In a system of differential equations, equilibrium points—also known as steady states—are crucial because they represent conditions where the system doesn't change over time. Specifically, these are the points where the derivatives are zero.

To find equilibrium points, we set the right-hand side of the differential equation to zero and solve the resulting algebraic system. Using the exercise's equations:

• For \( \frac{d x_1}{d t} \), solve \( x_1(10 - x_1 - 2x_2) = 0 \).
• For \( \frac{d x_2}{d t} \), solve \( x_2(10 - 2x_1 - x_2) = 0 \).

By solving these, we find that the equilibrium occurs at \( \left( \frac{10}{3}, \frac{10}{3} \right) \). At this point, neither \( x_1 \) nor \( x_2 \) changes, meaning it's a steady state configuration of the system.

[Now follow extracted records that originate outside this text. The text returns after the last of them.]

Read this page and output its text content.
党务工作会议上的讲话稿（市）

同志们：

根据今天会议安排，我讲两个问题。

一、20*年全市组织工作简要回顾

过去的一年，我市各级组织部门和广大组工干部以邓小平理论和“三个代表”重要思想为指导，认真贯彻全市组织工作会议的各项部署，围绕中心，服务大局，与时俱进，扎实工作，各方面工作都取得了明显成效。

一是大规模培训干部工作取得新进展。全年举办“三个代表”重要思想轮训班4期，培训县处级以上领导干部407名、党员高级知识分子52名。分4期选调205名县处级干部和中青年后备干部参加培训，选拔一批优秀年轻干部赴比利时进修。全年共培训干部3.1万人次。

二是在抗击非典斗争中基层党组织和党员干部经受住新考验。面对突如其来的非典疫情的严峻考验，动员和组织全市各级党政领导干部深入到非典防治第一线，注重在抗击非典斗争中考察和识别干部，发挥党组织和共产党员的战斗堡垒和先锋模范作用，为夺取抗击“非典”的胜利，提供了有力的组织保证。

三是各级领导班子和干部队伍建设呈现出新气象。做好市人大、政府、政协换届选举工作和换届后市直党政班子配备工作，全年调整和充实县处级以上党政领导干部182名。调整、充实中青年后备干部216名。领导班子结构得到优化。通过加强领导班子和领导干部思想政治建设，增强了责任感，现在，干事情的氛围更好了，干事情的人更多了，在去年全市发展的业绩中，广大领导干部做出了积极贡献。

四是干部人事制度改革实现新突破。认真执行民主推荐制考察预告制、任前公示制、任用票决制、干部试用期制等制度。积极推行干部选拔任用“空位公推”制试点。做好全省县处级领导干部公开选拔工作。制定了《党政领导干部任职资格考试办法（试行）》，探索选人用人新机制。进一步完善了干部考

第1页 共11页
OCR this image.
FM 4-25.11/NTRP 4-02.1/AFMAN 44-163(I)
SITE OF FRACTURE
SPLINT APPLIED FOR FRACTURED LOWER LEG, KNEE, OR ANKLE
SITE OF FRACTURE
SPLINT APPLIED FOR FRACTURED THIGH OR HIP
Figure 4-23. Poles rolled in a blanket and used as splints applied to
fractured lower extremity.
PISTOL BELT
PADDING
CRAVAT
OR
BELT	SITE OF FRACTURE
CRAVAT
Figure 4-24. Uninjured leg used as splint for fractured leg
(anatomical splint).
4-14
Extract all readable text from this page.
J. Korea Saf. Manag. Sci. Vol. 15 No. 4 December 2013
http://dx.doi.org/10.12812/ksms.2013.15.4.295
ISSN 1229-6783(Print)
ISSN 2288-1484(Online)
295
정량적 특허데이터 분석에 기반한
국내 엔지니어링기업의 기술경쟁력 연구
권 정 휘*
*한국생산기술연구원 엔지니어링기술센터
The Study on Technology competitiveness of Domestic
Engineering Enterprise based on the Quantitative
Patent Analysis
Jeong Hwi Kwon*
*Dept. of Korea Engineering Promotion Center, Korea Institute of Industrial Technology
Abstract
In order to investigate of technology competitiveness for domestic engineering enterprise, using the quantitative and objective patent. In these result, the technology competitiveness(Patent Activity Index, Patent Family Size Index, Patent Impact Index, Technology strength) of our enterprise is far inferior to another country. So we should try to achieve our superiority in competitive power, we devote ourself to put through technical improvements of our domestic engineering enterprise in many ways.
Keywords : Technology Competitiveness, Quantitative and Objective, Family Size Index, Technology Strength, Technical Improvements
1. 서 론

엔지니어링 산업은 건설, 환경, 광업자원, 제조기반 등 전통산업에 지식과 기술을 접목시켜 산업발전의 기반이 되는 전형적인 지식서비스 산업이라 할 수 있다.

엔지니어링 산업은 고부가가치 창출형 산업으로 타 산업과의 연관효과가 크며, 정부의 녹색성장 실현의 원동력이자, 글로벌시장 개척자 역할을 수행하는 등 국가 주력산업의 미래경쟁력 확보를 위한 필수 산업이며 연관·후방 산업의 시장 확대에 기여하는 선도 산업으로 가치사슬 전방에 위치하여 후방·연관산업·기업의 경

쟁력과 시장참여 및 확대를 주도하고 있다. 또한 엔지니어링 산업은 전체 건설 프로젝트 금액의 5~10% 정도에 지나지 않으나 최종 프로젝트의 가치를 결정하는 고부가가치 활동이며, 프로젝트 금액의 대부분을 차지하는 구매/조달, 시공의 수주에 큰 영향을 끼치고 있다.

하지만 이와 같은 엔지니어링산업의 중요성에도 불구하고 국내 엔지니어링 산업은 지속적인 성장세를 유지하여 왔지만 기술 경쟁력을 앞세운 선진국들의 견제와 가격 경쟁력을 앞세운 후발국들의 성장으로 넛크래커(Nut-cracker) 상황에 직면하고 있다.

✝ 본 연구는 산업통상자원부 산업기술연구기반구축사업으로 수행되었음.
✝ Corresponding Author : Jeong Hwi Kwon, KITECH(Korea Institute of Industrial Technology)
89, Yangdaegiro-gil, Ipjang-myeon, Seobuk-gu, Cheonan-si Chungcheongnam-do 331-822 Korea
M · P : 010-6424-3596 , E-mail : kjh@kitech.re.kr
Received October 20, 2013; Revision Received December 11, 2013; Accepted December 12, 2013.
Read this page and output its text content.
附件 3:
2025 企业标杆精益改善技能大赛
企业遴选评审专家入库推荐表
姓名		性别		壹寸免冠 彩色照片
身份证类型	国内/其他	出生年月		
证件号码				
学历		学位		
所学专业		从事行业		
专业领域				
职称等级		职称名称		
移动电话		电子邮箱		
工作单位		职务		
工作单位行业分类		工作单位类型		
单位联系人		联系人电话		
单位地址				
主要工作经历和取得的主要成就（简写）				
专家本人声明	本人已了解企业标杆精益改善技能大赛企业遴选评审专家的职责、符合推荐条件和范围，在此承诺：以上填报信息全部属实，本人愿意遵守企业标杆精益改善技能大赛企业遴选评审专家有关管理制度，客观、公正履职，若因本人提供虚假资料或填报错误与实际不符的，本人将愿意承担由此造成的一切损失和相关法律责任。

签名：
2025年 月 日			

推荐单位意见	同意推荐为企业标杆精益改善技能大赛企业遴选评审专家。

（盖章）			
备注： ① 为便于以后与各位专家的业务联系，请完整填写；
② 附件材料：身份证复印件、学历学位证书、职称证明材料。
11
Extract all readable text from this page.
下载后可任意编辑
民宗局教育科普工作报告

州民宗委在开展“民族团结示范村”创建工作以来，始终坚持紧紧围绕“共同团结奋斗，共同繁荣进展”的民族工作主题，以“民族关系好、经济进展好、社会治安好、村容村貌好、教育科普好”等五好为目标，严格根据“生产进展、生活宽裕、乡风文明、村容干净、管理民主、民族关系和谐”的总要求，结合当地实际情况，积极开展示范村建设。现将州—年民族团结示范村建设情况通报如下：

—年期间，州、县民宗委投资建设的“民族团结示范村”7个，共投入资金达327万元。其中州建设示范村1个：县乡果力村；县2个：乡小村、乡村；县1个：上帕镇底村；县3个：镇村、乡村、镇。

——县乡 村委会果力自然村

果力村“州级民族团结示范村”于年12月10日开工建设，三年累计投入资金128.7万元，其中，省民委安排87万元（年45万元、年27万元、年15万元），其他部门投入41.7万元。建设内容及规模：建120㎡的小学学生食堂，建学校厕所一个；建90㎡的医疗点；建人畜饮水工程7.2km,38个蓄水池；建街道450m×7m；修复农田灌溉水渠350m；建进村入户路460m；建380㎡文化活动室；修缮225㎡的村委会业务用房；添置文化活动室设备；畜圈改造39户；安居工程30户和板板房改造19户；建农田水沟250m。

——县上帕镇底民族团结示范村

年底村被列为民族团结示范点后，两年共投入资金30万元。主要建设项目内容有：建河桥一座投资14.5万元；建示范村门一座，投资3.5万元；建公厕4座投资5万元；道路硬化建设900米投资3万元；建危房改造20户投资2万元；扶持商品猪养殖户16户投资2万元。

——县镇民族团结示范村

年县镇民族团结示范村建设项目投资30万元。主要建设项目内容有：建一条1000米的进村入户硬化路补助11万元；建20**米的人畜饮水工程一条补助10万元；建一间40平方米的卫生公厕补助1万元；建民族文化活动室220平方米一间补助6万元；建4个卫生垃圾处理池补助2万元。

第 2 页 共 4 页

The Jacobian Matrix is a powerful tool in analyzing the stability of equilibrium points in a system of non-linear equations. It contains partial derivatives that show how each variable in the system influences each other.

For a system with variables \( x_1 \) and \( x_2 \), the Jacobian matrix is expressed as:\[ J = \begin{bmatrix} \frac{\partial f}{\partial x_1} & \frac{\partial f}{\partial x_2} \ \frac{\partial g}{\partial x_1} & \frac{\partial g}{\partial x_2} \end{bmatrix} \]Where \( f \) and \( g \) are your system's equations.

• The top left, \( \frac{\partial f}{\partial x_1} \), tells how \( x_1 \) affects its rate of change in the first equation.
• \( \frac{\partial f}{\partial x_2} \) shows how \( x_2 \) impacts the first equation.
• Similarly, the terms in the second row reflect influences in the second equation.

In our exercise, by plugging in the equilibrium points into the Jacobian matrix, we assess the system's behavior near these steady states. This aids in determining if perturbations or small changes increase (instability) or decrease (stability) over time.

Zero isoclines are lines in the phase plane where the rate of change of one of the variables is zero. These lines help divide the phase plane into regions where the directions of the trajectories can vary significantly.

For the equations given, we find zero isoclines by setting the derivatives to zero:

• For \( \frac{d x_1}{d t} = 0 \): Consider \( x_1(10 - x_1 - 2x_2) = 0 \). Here, zero isoclines are at \( x_1=0 \) and \( 10 - x_1 - 2x_2 = 0 \).
• For \( \frac{d x_2}{d t} = 0 \): We use \( x_2(10 - 2x_1 - x_2) = 0 \). This results in zero isoclines at \( x_2=0 \) and \( 10 - 2x_1 - x_2 = 0 \).

Graphically, plotting zero isoclines provides a roadmap for understanding how the trajectories evolve in different regions. At intersections, we might find equilibrium points, offering further insights into the system's behavior.